On Monday, the Supreme Court narrowly upheld a Maryland law allowing the state to collect DNA samples from people arrested for violent crimes and burglary. The decision vastly expands law enforcement’s power to collect Americans’ genetic data, to the openly expressed horror of Antonin Scalia and the other dissenters.
It’s nice to imagine a world in which cracking a case means grabbing a fabric swatch from the crime scene, scanning it with the help of CheekSwab.gov, and then getting a report with the criminal’s name, address, photo, and last 10 tweets. But it’s not going to be that easy. Simple example: You get DNA from a hair found at the scene of the crime and find six usable places in the genome to test. The chance that any given person is a genetic match at those six places is pretty small, say 1 in 5 million. Now you run the sample through your database and you’re a happy detective because you find just one match. We got him! And when you try the case, the number “1 in 5 million” is going to be front and center. When the DA rips open his dress shirt at the culminating moment of his closing statement, “1 in 5 million” is what’s printed on the tank top underneath.

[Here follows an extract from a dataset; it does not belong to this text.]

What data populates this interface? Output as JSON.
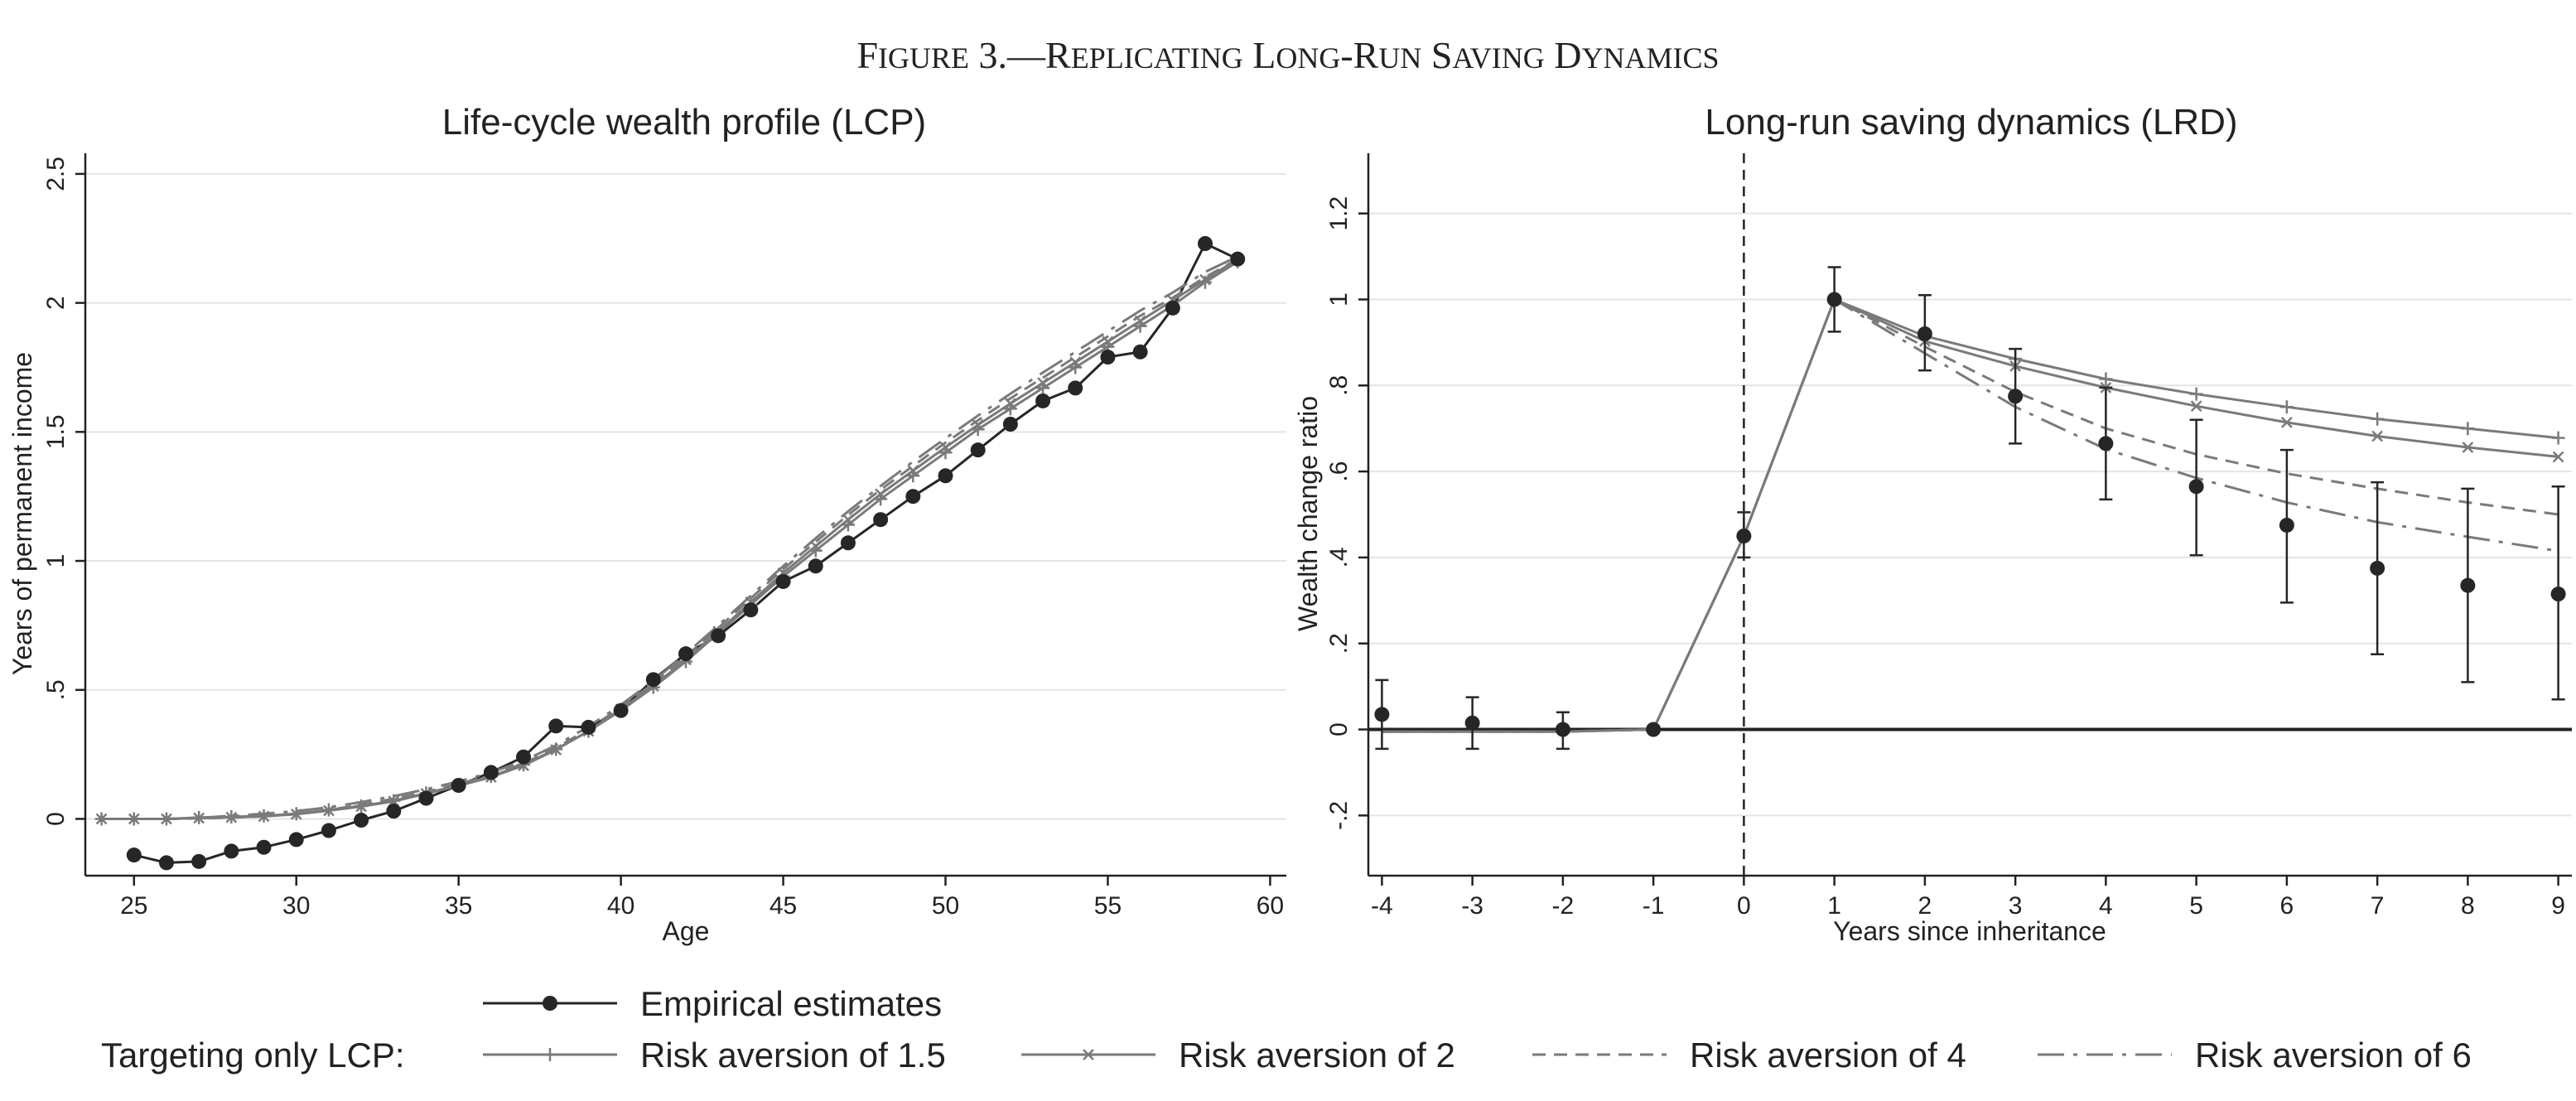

That’s how I imagine it, anyway.
But that number, impressive as it is, isn’t the right one. What the DA is telling the jury is that there’s a 1 in 5 million chance that an innocent person would have DNA that matched the sample. In other words:
1. If a person has nothing to do with the crime, what’s the chance that person’s genes match the ones in the sample?
But that’s not what we want to know, is it? We want to know the chance that the defendant before us, the guy who matched the sample, is innocent. And that’s a different question:
2. If a person’s genes match the ones in the sample, what’s the chance she has nothing to do with the crime?
Flipping a probability question like this is apt to change the answer. For instance, if a person is from China, the chance they’re from Yunnan Province is pretty small. But if a person is from Yunnan Province, the chance they’re from China is 100 percent.
The formal way to traverse the gap between these two questions is Bayes’ theorem. But I want to do this a bit more informally.
Remember that our hypothetical DNA database is pretty big; say it includes genetic material from 10 million people. That any individual will match the DNA sample is fantastically improbable, but given 10 million chances, the odds that somebody in the database matches the sample are pretty good. In fact, on average, there should be two matches, at least one of whom is definitely innocent of the crime! The bigger the database, the more poor innocent saps are likely to get fingered by the matching algorithm. That means the answer to question 2 can be big (like 1 in 2) even when the answer to question 1 is really, really small (like 1 in 5 million).